The snag is that AFAIK the TB peripheral controller chip only extracts one DisplayPort channel from the Thunderbolt signal. That's why, e.g., you can't connect a legacy monitor to the TB display, since that uses the DisplayPort signal to drive it's own screen. So having dual DVI is a problem - and having even one DVI means that you can't hang a legacy monitor or Displayport-to-whatever dongle off the pass-through.

They should have made two docks, one with just USB3 + Gigabit Ethernet, and another with all their fancy trimmings.

Thunderbolt controllers and cables are expensive. Putting it all in a box with a PSU (given that Mac users will want something nice in brushed aluminium) also imposes a fixed cost. Adding 'fancy trimmings' to that just involves bog-standard PCIe-to-whatever chips and connectors that are used on cheap PCIe add-on cards - if you're building a dock, then it makes sense to throw them all in.

Maybe pros would adopt Thunderbolt more if it was actually on the Mac Pro.

The Mac Pro needs Thunderbolt about as much as it needs a PCMCIA/ExpressCard slot: Thunderbolt is external PCIe with a limited number of channels - the Mac Pro has a bunch of full-fat internal PCIe slots with better bandwidth than TB.

The Unique Selling Point of Thunderbolt is that it can add near-PCIe-level expansion potential to small-form-factor and laptop systems.

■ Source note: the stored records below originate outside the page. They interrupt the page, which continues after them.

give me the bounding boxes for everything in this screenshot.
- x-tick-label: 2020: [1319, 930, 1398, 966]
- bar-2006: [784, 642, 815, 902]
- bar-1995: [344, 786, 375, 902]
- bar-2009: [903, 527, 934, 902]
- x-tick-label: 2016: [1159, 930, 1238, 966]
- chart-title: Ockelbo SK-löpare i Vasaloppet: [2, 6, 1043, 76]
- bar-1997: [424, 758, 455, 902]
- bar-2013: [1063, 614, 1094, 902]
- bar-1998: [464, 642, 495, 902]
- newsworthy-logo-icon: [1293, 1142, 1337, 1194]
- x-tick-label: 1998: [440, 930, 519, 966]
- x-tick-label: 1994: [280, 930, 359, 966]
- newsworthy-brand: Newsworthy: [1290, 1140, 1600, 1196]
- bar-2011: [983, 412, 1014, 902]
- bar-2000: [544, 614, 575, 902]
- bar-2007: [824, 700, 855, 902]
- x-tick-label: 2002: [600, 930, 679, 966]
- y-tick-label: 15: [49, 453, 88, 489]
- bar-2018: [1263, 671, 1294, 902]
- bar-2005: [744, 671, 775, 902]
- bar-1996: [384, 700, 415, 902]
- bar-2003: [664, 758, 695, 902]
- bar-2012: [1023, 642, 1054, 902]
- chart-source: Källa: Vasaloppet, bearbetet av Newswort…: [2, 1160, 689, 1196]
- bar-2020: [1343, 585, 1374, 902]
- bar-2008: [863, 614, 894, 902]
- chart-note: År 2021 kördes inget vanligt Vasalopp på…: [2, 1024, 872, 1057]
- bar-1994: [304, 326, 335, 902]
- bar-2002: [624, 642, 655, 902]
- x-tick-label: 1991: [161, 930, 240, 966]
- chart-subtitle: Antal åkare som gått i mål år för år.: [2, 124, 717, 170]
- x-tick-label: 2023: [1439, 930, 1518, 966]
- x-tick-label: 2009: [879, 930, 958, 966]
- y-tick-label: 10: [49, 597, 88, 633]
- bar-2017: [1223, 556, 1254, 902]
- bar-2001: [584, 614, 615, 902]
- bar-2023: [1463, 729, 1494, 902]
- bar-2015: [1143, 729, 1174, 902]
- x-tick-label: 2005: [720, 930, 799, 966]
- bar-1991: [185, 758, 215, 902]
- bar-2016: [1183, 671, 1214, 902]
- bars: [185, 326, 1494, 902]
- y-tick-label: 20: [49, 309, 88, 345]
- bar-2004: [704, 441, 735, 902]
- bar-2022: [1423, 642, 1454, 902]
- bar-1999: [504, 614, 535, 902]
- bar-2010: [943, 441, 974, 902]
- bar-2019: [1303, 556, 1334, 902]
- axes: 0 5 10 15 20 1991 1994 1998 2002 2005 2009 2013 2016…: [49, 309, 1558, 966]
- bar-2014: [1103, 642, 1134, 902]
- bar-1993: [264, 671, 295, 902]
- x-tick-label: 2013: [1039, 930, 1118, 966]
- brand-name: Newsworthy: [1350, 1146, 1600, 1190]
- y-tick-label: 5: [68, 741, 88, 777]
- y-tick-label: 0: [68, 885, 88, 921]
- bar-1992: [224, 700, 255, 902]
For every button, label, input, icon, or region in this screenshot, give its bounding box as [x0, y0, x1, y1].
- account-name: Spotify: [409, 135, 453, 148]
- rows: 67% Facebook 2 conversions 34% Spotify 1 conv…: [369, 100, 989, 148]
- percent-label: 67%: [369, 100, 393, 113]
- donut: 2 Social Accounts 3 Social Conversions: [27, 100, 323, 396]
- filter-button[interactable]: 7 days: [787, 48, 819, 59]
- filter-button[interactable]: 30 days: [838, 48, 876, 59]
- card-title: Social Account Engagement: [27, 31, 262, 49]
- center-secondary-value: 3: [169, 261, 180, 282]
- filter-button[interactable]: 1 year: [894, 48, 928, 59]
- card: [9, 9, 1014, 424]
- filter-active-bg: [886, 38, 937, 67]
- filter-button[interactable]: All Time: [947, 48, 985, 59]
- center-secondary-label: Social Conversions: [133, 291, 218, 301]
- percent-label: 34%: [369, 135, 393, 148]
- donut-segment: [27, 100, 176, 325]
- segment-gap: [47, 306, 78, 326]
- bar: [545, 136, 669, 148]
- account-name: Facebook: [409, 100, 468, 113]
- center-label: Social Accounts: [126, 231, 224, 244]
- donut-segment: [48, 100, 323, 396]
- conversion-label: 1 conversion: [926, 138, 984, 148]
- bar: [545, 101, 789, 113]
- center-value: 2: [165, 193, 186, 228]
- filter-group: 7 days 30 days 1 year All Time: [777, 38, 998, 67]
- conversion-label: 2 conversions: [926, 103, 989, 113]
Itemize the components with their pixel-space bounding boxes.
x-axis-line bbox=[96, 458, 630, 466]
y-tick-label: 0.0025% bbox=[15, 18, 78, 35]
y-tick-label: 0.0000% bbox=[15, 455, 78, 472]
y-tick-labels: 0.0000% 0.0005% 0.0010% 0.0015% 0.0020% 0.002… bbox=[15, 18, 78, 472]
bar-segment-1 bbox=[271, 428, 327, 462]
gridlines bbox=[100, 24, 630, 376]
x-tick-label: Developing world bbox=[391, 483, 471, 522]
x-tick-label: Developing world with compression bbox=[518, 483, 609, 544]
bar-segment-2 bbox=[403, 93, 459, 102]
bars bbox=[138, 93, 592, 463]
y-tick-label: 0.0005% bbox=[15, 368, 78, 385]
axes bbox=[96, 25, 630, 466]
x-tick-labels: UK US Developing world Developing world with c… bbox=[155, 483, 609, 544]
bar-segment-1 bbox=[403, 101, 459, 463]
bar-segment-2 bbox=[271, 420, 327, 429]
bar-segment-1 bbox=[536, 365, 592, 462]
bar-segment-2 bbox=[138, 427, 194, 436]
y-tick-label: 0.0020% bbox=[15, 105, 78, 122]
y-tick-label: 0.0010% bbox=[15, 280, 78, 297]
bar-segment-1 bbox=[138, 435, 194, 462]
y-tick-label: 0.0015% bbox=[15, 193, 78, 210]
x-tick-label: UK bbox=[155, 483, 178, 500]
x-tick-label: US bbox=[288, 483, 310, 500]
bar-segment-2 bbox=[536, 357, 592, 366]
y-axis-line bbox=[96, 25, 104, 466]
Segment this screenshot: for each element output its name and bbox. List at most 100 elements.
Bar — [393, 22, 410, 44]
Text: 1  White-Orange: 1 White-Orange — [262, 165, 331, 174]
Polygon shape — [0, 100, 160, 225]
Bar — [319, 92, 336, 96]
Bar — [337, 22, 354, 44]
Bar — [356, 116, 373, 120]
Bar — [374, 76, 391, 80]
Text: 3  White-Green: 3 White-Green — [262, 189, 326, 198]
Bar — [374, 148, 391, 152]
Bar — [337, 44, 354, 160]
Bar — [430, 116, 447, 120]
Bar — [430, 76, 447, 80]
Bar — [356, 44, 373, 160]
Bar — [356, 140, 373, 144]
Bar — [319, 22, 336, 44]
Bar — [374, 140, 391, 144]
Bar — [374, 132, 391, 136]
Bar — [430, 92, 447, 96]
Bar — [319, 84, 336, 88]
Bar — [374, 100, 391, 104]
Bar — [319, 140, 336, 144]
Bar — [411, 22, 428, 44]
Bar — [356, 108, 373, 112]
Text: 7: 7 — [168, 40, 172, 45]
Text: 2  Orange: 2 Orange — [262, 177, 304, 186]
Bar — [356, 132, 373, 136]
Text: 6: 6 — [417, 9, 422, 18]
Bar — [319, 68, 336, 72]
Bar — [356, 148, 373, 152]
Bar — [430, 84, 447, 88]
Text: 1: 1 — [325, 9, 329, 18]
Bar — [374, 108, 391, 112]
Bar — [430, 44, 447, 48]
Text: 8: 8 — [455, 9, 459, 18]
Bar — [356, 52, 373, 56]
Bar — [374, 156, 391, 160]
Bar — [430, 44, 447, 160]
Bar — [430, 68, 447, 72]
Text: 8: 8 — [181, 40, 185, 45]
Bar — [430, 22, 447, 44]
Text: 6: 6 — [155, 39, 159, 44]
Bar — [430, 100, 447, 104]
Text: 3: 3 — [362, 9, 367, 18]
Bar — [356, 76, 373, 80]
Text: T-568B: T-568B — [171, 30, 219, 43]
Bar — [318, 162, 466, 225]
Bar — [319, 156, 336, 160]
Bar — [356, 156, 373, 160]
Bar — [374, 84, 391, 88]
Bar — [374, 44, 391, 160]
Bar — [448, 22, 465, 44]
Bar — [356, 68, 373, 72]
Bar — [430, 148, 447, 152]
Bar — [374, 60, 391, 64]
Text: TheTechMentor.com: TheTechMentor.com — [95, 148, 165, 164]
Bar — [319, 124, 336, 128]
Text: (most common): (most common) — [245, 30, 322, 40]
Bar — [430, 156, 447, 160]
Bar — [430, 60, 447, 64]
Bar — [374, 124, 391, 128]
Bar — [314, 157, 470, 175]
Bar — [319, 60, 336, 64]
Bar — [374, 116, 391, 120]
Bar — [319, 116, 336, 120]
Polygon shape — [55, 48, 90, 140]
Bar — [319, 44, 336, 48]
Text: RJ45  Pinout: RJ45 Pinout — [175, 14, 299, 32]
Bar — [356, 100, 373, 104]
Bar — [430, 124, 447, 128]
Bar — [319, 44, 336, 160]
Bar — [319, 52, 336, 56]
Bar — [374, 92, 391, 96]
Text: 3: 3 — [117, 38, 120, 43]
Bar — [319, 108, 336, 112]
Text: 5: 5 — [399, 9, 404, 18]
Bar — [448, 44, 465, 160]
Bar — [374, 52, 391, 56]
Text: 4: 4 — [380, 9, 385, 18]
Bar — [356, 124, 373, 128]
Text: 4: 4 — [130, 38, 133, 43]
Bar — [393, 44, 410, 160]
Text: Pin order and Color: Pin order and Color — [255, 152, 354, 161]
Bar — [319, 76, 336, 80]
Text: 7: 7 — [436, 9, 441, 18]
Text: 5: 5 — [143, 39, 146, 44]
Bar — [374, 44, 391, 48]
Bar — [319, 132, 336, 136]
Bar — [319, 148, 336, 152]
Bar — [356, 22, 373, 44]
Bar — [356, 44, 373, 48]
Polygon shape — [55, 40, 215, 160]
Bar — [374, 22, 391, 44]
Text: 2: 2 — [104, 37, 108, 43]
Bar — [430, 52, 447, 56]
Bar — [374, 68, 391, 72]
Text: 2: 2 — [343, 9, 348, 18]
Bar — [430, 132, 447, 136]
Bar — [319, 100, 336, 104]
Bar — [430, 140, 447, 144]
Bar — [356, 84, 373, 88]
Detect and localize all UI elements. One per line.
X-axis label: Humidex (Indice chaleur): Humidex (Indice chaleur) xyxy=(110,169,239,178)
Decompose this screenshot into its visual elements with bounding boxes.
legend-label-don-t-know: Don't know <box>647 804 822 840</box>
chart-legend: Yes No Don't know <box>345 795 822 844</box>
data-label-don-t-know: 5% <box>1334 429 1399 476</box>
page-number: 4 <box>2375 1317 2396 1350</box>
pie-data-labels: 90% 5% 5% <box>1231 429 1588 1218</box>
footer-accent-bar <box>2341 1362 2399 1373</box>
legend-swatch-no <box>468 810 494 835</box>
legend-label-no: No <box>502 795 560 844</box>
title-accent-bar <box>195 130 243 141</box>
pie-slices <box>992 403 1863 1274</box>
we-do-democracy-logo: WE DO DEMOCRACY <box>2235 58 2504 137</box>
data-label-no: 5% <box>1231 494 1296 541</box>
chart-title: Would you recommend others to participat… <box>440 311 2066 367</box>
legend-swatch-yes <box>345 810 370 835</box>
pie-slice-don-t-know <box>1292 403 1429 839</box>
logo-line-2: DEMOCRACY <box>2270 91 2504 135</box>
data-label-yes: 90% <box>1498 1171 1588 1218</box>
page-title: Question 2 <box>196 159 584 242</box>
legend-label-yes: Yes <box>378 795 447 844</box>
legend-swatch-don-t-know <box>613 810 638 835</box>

While it would be nice on a Mac Pro, it's not as essential as some people seem to think.

The first people who benefit from Thunderbolt will be the ones who really needed the ExpressCard slot in the Late Lamented 17" MBP and older 15" MBPs - video people, in particular. You can see this from the sort of products that Matrox, Black Magic etc. launched first.

I think Apple have done a poor job of marketing Thunderbolt for what it is, with lots of people seeing it as a competitor for USB3 rather than a replacement for ExpressCard. They could also promote the 'dock' idea by producing their own, with USB3, FireWire, GB Ethernet and a MagSafe PSU - plus the essential passthru - in a nice Jony Ive block of metal.
 

APlotdevice

macrumors 68040
Sep 3, 2011
3,145
3,861
I think Apple have done a poor job of marketing Thunderbolt for what it is, with lots of people seeing it as a competitor for USB3 rather than a replacement for ExpressCard. They could also promote the 'dock' idea by producing their own, with USB3, FireWire, GB Ethernet and a MagSafe PSU - plus the essential passthru - in a nice Jony Ive block of metal.

Perhaps the biggest selling point of the TB display is its ports. I don't seem them producing a standalone dock simply for this reason.